# Wierd Video Problem on MacBook Pro



## nathaningram (Nov 18, 2008)

I have about a 1.5 year old MacBook Pro (15" 2.33 GHz Intel Core2Duo). A few days ago, I was playing a video in Quicktime and the video card/driver went nuts. Ever since I've had little checkerboxes on the screen intermittently. See attached photo. I'm a PC guy till recently. Ive seen things like this happen on a PC and it was bad video memory or a driver issue. I have no basis to troubleshoot this on a Mac. All help appreciated.

Nathan in AL


----------



## sinclair_tm (Mar 11, 2005)

Yes, it's a bad video card. You need to contact Apple for repair. I'll guess that your Macbook Pro has one of Nvidia's 8600M chips in it. And if you haven't heard, they were all bad, they cook themselves over time due to poor materials used in the die. If you talk nice, they may even do the repair for little or no charge as they are aware of the bad GPUs, and have done some for free.


----------



## nathaningram (Nov 18, 2008)

It's actually a Radeon X1600. Are there known issues with these?

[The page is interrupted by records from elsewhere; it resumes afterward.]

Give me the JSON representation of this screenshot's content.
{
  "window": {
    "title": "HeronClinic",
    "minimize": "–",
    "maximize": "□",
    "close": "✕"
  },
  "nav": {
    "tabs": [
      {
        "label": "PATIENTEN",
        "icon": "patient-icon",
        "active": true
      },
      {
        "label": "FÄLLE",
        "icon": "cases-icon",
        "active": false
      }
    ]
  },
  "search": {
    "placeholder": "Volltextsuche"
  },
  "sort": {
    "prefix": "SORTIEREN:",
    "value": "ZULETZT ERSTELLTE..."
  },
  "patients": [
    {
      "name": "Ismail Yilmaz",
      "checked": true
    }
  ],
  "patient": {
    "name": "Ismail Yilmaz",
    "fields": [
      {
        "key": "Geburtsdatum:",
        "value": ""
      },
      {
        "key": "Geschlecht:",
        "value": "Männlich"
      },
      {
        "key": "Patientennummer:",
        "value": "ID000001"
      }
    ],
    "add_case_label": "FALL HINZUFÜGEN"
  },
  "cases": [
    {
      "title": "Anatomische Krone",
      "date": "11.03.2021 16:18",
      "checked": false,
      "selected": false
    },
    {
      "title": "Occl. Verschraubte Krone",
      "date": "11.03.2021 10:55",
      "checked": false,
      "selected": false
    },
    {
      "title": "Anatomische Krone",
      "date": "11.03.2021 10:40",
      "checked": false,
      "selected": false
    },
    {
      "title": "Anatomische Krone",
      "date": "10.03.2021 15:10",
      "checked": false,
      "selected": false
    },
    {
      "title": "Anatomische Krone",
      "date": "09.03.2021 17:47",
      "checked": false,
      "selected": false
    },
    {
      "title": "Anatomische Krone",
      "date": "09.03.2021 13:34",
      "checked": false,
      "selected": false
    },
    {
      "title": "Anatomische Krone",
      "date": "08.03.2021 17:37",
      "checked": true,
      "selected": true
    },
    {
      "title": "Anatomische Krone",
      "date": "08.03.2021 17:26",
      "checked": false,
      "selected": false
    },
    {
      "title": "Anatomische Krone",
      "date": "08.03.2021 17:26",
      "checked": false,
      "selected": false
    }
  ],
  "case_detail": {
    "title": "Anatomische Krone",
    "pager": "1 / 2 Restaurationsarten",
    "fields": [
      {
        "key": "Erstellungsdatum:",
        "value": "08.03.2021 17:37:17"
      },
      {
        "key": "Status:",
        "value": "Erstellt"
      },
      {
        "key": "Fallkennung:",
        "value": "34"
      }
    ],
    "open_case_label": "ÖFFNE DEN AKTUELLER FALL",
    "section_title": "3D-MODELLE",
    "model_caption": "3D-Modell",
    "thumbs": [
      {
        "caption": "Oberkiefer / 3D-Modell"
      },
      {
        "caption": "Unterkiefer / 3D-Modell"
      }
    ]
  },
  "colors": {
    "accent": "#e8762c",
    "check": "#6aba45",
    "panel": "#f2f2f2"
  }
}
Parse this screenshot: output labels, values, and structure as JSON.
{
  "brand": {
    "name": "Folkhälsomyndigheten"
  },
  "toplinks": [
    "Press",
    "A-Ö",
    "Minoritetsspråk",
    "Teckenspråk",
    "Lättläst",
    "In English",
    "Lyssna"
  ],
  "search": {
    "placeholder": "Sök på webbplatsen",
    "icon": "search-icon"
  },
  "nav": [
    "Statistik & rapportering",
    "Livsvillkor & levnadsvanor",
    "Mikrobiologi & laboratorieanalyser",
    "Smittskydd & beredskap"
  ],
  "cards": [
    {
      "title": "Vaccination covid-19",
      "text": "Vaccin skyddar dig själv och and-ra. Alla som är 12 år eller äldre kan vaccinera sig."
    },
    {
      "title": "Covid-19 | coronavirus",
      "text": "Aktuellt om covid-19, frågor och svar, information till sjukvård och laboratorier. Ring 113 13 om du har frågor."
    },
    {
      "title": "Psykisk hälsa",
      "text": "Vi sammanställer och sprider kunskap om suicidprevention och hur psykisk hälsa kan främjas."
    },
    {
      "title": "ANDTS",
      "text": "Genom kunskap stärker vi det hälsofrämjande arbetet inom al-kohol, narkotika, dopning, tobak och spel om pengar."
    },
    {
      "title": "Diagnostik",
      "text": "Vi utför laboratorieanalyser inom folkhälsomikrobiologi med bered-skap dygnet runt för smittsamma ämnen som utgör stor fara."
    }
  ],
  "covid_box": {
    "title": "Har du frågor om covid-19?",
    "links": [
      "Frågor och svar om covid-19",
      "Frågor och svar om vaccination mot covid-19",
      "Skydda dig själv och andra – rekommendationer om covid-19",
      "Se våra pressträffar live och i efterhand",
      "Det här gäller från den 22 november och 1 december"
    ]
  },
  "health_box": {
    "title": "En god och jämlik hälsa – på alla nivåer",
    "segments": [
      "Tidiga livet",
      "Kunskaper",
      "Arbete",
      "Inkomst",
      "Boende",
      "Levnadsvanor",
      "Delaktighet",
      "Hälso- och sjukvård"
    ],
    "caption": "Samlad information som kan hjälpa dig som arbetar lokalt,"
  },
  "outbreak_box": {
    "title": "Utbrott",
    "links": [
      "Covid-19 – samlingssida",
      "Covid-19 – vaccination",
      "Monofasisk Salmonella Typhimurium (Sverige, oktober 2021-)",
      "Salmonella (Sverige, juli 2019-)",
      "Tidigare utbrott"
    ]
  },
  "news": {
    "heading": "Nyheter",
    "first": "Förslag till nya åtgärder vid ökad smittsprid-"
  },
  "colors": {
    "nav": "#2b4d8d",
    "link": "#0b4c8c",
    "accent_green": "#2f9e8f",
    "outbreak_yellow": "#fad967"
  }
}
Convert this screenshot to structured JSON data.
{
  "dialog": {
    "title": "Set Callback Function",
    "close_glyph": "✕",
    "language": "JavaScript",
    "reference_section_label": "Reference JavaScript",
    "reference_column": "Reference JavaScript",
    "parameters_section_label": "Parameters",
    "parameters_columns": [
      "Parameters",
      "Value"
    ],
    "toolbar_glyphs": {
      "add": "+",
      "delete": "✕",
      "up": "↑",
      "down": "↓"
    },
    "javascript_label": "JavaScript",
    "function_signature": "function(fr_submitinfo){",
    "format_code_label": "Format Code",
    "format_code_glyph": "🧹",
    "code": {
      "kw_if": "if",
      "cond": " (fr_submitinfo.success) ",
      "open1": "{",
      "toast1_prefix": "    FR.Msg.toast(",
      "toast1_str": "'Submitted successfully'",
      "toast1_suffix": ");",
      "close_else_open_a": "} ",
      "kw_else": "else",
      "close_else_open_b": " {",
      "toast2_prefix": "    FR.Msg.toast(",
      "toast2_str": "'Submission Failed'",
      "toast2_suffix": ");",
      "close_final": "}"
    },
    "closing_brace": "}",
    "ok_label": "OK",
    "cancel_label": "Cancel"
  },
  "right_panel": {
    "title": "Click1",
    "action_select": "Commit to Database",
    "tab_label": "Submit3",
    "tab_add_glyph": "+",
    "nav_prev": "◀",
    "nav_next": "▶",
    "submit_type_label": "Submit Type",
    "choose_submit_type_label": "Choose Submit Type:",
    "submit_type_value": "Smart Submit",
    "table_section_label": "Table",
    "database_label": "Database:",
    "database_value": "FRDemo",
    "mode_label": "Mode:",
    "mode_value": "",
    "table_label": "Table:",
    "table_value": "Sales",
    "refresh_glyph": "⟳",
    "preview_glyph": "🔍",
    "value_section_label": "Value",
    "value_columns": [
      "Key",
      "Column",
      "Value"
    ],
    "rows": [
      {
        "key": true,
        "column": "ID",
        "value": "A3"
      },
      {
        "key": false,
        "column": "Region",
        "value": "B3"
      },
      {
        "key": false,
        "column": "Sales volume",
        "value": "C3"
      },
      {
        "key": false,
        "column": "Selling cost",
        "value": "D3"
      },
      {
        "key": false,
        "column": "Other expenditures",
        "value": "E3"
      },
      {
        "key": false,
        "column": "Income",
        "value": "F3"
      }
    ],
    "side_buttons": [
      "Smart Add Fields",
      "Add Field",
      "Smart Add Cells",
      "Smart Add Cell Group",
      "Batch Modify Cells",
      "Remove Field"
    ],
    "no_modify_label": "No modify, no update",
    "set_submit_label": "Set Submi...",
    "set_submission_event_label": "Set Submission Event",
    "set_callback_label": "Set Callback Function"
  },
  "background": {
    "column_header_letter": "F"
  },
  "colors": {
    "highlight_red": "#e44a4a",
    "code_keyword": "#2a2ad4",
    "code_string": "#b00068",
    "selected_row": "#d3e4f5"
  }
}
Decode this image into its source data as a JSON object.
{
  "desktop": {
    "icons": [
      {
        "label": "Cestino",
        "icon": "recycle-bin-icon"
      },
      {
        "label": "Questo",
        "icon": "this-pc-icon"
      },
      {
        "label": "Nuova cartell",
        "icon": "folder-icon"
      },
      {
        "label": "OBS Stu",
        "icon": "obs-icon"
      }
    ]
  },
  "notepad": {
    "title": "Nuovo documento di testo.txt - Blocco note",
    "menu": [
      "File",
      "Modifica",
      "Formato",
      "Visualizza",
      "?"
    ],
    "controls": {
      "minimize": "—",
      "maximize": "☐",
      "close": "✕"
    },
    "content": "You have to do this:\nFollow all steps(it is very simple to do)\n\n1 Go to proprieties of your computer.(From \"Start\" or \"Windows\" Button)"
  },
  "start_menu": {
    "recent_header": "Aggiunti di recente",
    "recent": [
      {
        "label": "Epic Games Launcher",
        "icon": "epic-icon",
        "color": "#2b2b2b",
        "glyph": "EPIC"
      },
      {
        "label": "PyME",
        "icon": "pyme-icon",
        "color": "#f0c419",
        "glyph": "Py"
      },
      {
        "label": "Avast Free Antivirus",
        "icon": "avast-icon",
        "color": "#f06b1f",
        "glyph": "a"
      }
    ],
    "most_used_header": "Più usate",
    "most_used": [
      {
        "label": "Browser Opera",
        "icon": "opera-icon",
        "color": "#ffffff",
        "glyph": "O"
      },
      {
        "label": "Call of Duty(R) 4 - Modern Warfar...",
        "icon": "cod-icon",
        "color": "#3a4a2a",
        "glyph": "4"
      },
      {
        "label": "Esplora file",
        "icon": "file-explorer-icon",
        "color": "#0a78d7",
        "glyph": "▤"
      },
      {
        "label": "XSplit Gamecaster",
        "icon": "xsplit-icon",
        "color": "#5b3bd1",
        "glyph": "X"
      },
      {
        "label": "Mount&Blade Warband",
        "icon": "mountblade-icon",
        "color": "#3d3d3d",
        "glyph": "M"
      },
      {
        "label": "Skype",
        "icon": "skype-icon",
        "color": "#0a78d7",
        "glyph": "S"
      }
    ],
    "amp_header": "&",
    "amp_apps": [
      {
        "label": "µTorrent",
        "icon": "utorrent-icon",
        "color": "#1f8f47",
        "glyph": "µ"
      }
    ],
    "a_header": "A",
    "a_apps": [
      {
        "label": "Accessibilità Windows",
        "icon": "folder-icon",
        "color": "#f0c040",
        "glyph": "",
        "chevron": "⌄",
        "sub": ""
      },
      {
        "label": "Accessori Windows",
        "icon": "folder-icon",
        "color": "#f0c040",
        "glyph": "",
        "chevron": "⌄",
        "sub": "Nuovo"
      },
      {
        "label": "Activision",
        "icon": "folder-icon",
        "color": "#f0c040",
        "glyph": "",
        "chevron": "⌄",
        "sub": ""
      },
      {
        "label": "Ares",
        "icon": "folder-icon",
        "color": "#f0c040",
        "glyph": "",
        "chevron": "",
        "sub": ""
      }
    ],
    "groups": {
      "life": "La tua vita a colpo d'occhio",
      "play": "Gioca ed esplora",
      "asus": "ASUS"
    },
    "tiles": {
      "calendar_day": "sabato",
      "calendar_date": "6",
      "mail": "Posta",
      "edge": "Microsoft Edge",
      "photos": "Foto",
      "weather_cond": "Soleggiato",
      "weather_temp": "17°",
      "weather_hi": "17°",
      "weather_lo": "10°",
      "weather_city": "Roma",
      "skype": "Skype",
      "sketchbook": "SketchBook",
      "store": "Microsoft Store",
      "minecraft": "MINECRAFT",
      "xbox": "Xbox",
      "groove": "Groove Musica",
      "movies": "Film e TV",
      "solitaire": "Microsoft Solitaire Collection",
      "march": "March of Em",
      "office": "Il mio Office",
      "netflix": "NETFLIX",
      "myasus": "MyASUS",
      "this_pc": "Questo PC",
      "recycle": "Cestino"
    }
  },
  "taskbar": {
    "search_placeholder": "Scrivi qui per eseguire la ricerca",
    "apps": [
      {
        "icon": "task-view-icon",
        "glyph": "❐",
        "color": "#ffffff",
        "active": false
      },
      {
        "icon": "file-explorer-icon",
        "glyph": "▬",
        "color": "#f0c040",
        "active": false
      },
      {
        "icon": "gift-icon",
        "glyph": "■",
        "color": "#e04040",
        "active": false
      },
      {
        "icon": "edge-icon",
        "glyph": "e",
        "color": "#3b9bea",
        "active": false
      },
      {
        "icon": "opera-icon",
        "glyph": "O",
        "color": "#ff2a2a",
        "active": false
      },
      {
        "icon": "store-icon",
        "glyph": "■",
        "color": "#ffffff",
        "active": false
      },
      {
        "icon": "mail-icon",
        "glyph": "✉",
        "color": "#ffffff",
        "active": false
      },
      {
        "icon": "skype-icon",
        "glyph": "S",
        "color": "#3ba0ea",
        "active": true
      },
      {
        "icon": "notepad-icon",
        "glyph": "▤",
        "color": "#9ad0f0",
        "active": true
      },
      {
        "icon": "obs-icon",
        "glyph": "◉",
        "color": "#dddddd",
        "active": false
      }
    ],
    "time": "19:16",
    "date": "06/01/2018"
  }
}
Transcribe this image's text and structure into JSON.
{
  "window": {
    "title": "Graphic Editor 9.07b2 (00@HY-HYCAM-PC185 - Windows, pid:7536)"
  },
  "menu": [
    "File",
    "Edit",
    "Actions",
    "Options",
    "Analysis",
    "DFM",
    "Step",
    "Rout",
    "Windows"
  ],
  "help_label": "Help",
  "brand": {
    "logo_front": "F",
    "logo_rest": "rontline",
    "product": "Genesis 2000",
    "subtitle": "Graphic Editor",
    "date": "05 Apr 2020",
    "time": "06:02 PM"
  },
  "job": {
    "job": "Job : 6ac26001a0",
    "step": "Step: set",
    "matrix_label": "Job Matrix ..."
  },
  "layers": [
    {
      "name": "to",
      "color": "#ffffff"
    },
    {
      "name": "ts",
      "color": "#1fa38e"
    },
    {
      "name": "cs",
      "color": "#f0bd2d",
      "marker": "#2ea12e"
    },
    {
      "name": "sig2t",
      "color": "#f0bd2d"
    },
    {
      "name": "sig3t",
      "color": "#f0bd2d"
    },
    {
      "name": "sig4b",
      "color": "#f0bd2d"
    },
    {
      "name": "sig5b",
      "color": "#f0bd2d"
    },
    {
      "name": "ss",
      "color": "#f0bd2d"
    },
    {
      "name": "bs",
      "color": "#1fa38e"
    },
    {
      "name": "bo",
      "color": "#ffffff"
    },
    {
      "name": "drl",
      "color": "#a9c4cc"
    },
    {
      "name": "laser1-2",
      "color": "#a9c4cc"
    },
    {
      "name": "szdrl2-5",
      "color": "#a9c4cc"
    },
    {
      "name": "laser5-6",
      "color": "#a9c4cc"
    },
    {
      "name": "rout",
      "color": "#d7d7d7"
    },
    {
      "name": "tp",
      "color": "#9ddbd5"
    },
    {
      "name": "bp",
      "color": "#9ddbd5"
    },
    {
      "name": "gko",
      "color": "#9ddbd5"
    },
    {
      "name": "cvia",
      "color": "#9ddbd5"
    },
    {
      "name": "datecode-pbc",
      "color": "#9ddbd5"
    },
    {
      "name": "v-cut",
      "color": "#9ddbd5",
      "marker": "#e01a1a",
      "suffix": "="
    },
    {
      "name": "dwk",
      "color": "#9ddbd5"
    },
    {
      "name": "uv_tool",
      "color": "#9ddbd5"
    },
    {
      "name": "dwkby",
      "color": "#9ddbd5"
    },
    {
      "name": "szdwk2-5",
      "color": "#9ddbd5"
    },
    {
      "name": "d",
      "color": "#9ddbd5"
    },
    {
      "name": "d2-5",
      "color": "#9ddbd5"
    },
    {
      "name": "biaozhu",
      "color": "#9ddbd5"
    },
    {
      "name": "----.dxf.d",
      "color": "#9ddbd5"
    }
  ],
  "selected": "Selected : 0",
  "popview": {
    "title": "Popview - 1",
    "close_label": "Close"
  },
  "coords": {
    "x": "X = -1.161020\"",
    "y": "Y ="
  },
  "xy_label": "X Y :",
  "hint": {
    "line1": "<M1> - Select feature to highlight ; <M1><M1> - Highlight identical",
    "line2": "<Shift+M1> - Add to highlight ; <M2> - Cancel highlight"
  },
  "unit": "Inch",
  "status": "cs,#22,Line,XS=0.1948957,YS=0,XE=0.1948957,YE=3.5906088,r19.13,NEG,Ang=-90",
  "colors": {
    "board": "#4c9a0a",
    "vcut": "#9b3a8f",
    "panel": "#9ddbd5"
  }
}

So far, it may be a heat-related problem. I installed smcFanControl and have the fans running about 3500 rpm. No problem since... *fingers crossed*


----------



## sinclair_tm (Mar 11, 2005)

That would show that it is a heat problem, so I would get it to Apple as once glitches show up like that, it means that there is hardware damage. It maybe something as simple as the heatsink not properly attached, or as bad as the GPU being cooked.


----------